Влажный лоск вишневых палуб, влажный светлый блеск бортов, смородинная под швартовыми, синяя вдали вода… отчего не жить в такое утро, не возиться с добрым делом под пугливым вымпелом, в котором проявится вдруг глазу и станет
Белый плеск, огонь и чад электросварки. Утро было продрано дымами, свистками и грохотом, воем лебедок. Проворачивали дизеля и грузили торпеды. Било свежестью и гарью — и осенним уже дыханием воды. Скоро вспыхнут в серых сумерках желтые листья на мокрых прибрежных валунах…
— …Ровнее ты можешь вести? сварщик! тебе кашу манную, а не металл варить! — закричал, задыхаясь от ярости и сложной обиды, Шурка и, закричав, словно очнулся — обнаружив себя на палубе, на рострах на левом борту, возле шлюпок, в черном прожженном комбинезоне: старшина первой статьи Дунай, бледный и злой. А перед ним, сдернув с лица забрызганный металлом щиток, красный и взбешенный от несправедливой укоризны, пыхтел Кроха Дымов. Шел девятый час неяркого августовского утра. Варили стрелу для нового опускного устройства. Всю систему к данному кораблю приходилось привязывать самим, чертежей — никаких, и варили по Шуркиному разумению, начав еще до рассвета, ругаясь насмерть и молча мирясь. Помогал молодой Шуркин акустик Валька Новиков, а варить вместо не пришедшего с плавмастерской сварщика взялся Кроха: взялся на свою голову, влез необдуманно под строптивое Шуркино начало.
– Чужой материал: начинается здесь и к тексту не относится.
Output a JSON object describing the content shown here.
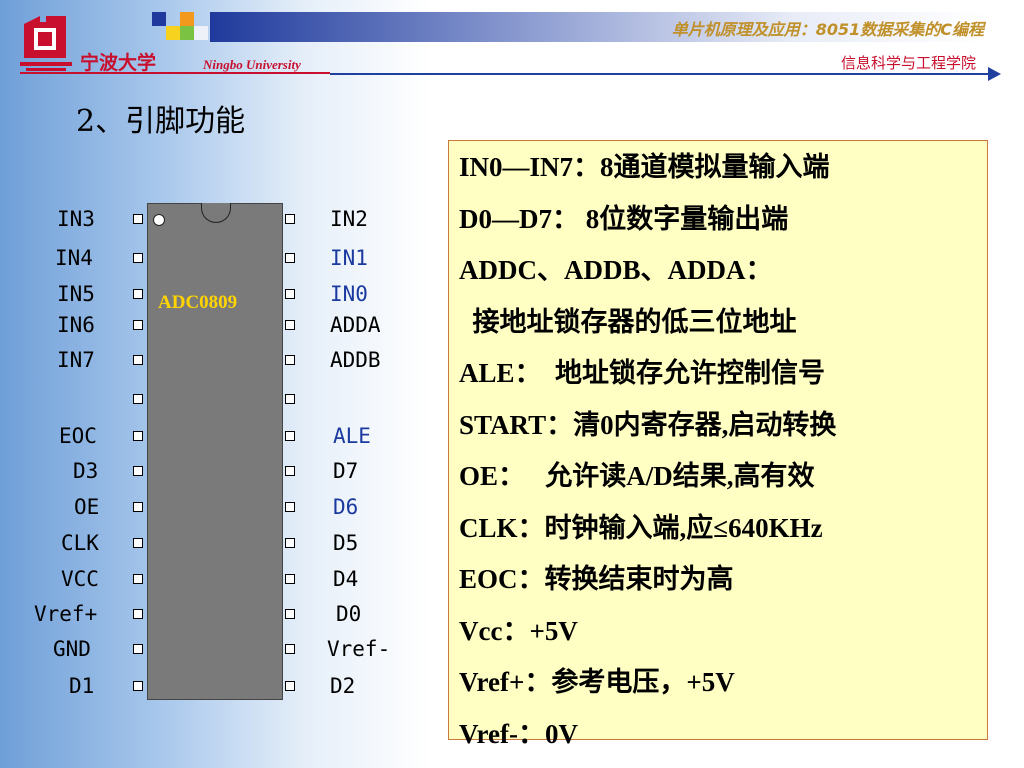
{
  "header": {
    "university_cn": "宁波大学",
    "university_en": "Ningbo University",
    "course_title": "单片机原理及应用：8051数据采集的C编程",
    "college": "信息科学与工程学院",
    "colors": {
      "red": "#c8102e",
      "blue": "#2040a0",
      "gold": "#c0902a"
    }
  },
  "title": "2、引脚功能",
  "chip": {
    "name": "ADC0809",
    "left_pins": [
      "IN3",
      "IN4",
      "IN5",
      "IN6",
      "IN7",
      "",
      "EOC",
      "D3",
      "OE",
      "CLK",
      "VCC",
      "Vref+",
      "GND",
      "D1"
    ],
    "right_pins": [
      "IN2",
      "IN1",
      "IN0",
      "ADDA",
      "ADDB",
      "",
      "ALE",
      "D7",
      "D6",
      "D5",
      "D4",
      "D0",
      "Vref-",
      "D2"
    ]
  },
  "descriptions": [
    "IN0—IN7：8通道模拟量输入端",
    "D0—D7：  8位数字量输出端",
    "ADDC、ADDB、ADDA：",
    "  接地址锁存器的低三位地址",
    "ALE：  地址锁存允许控制信号",
    "START：清0内寄存器,启动转换",
    "OE：   允许读A/D结果,高有效",
    "CLK：时钟输入端,应≤640KHz",
    "EOC：转换结束时为高",
    "Vcc：+5V",
    "Vref+：参考电压，+5V",
    "Vref-：0V"
  ]
}
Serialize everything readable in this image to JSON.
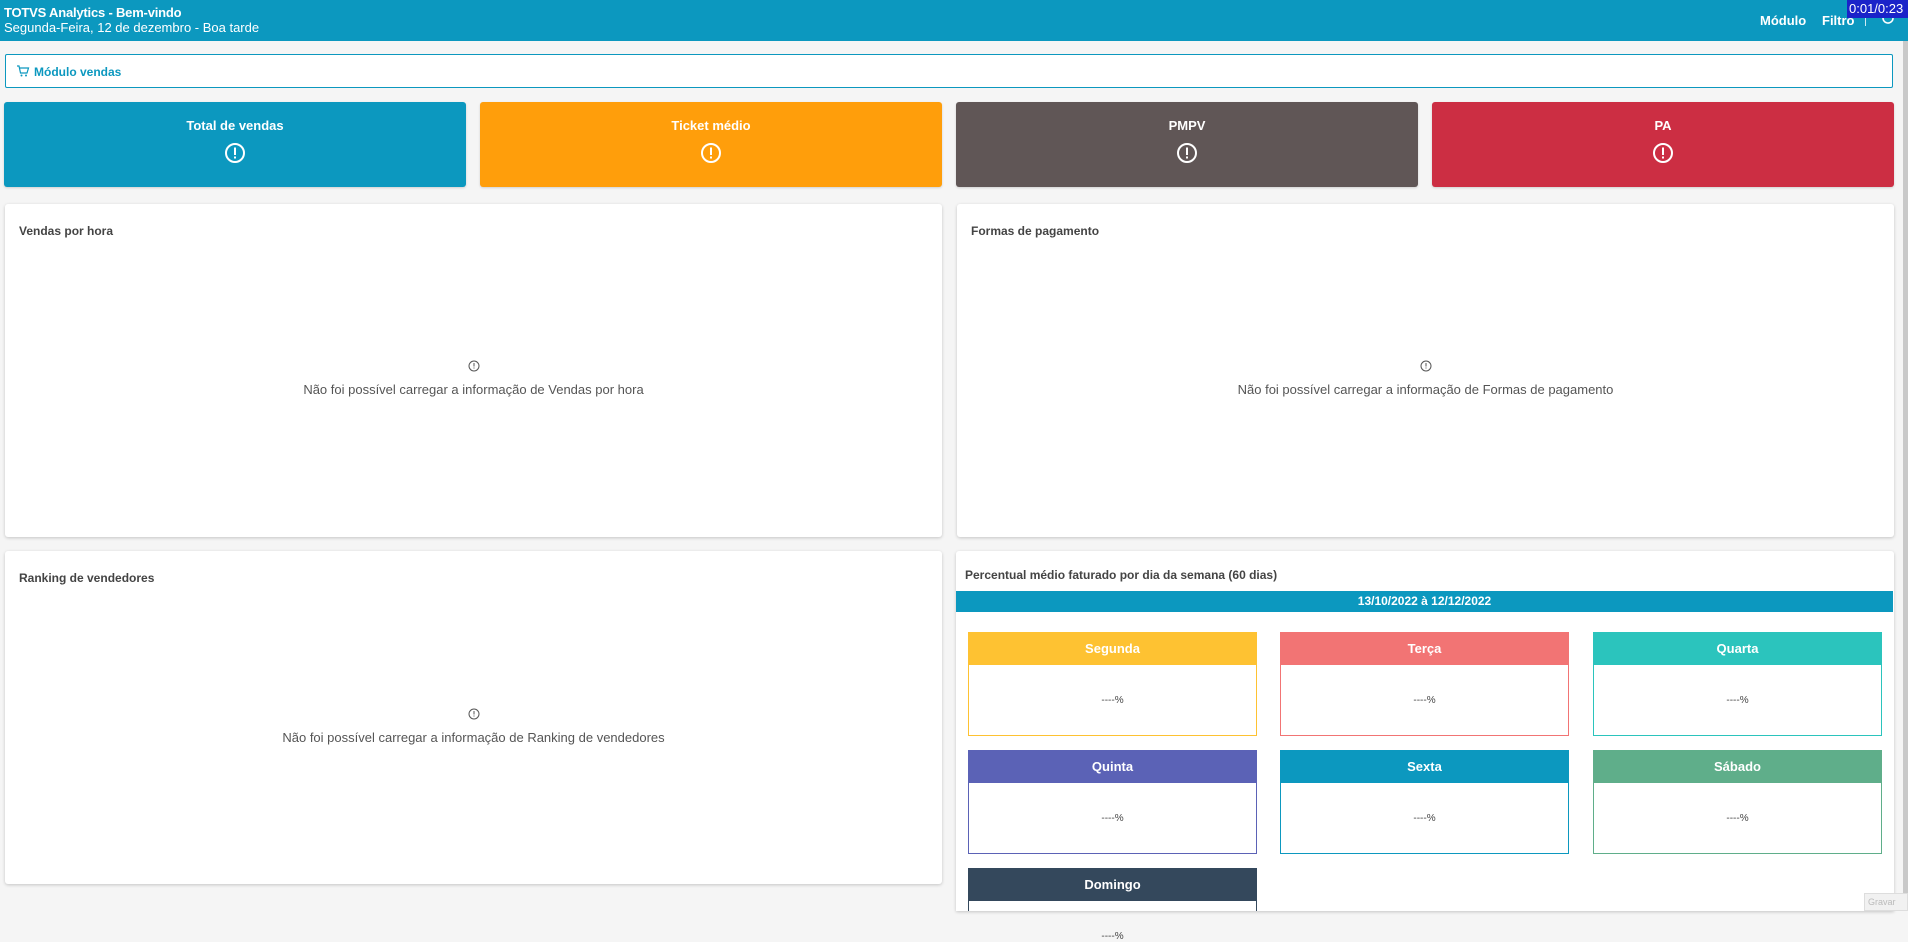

— …Куда ровнее-то? — закричал, обретя наконец дыхание, Кроха. — Сам же!.. — и стал тыкать кулаком в грязной брезентовой рукавице в набросанный мелом на палубе эскиз.
Откинулась со звоном крышка шахты в машинное отделение, и появилась курчавая и крупная, нос в мазуте, голова Ивана Доронина. Иван вытер тяжелым кулаком нос, отчего нос заблестел еще красочней, и сказал — радушно и убеждающе:
— Юрий Григорьевич! Александр Иванович!.. Неприлично.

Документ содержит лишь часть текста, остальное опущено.